The county’s problem is it really doesn’t know how many short-term rentals it’s dealing with because Airbnb and VRBO don’t open their books. The county has hired a consultant to help come up with some details.

For some property owners, income generated by those short-term rentals is making it possible for them to afford to buy a house in Marin. Others are buying up homes because they want to turn them into vacation rentals.

But some of the rentals have generated neighborhood complaints about rowdy behavior or parking problems.

So the supervisors have decided to try to pull these rentals out of the underground economy and require them, for at least a three-month trial period, to post property-front signs, informing passersby that they are short-term rentals. The signs would include a phone number to call with inquiries or complaints.

The signs might help pinpoint the whereabouts of these rentals, but they also could be an invitation for burglars or dissuade a potential homebuyer looking at homes in the neighborhood.

The other problem, perhaps the most vexing, is that the sign law would only apply to those who are playing by the county’s rules — those that are registered.

It’s just another regulation that most of the internet rental landlords are sidestepping. Or would the signs, which county planning staff advises, help reinforce the county’s requirements?

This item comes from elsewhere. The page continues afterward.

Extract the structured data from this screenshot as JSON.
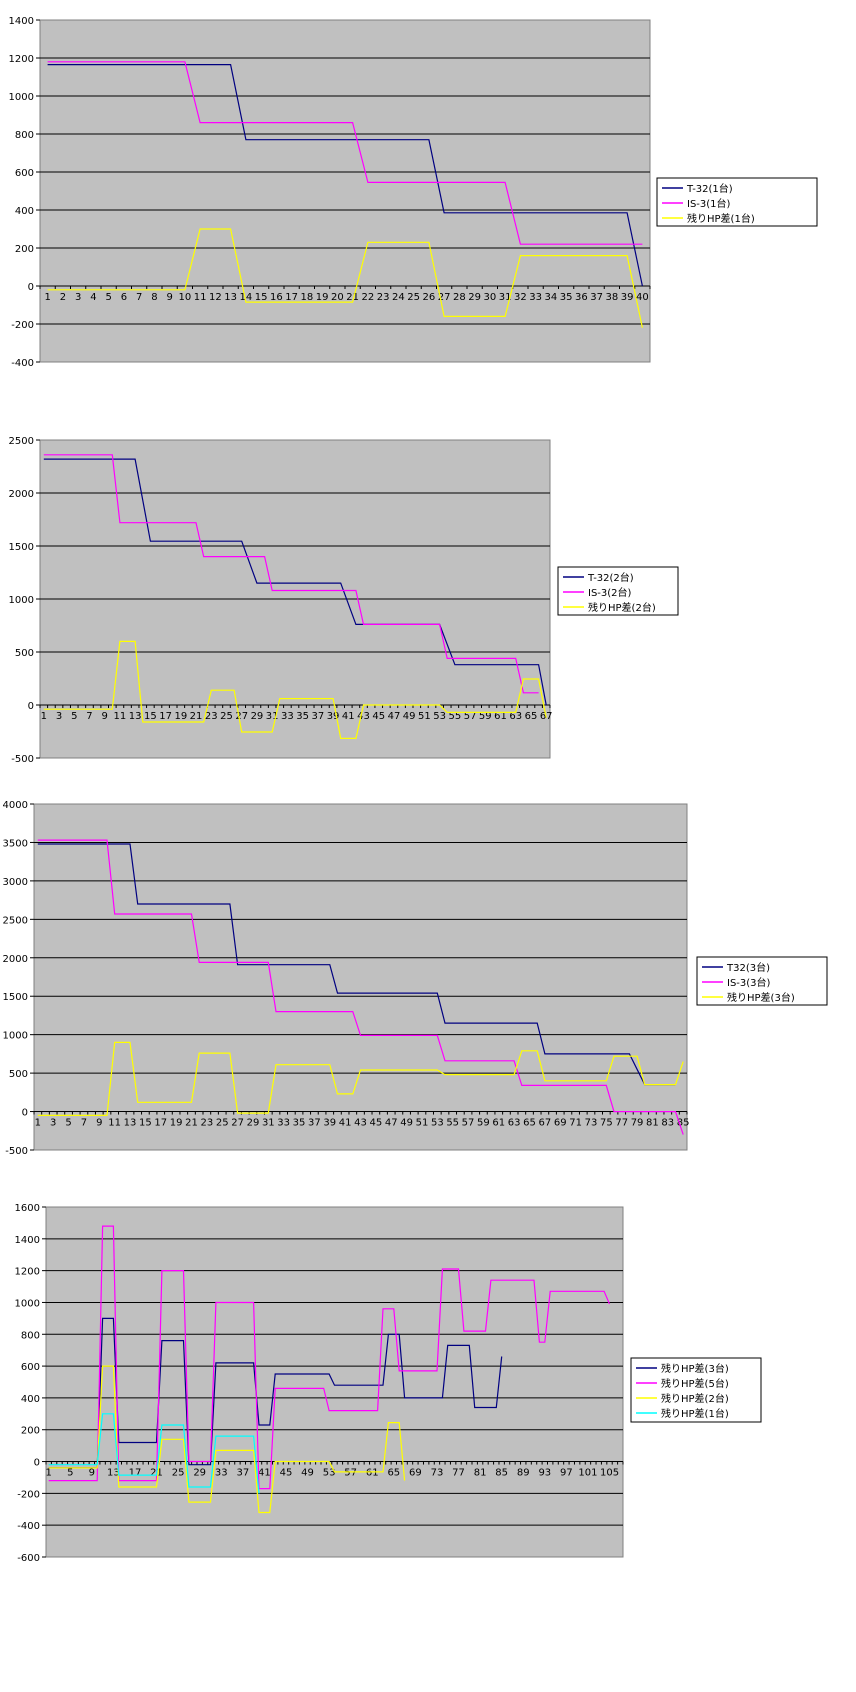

Supervisors should answer that question before giving final approval to the sign plan.

And then what about the mixed message?

While the county is busy promoting tourism, it is also clamping down on a popular lodging choice among visitors.

Short-term rentals should play by the rules, the same that other lodging opportunities are expected to follow. Will requiring short-term rentals that are already following the rules to post signs accomplish that? Or, will the county measure have unintended consequences?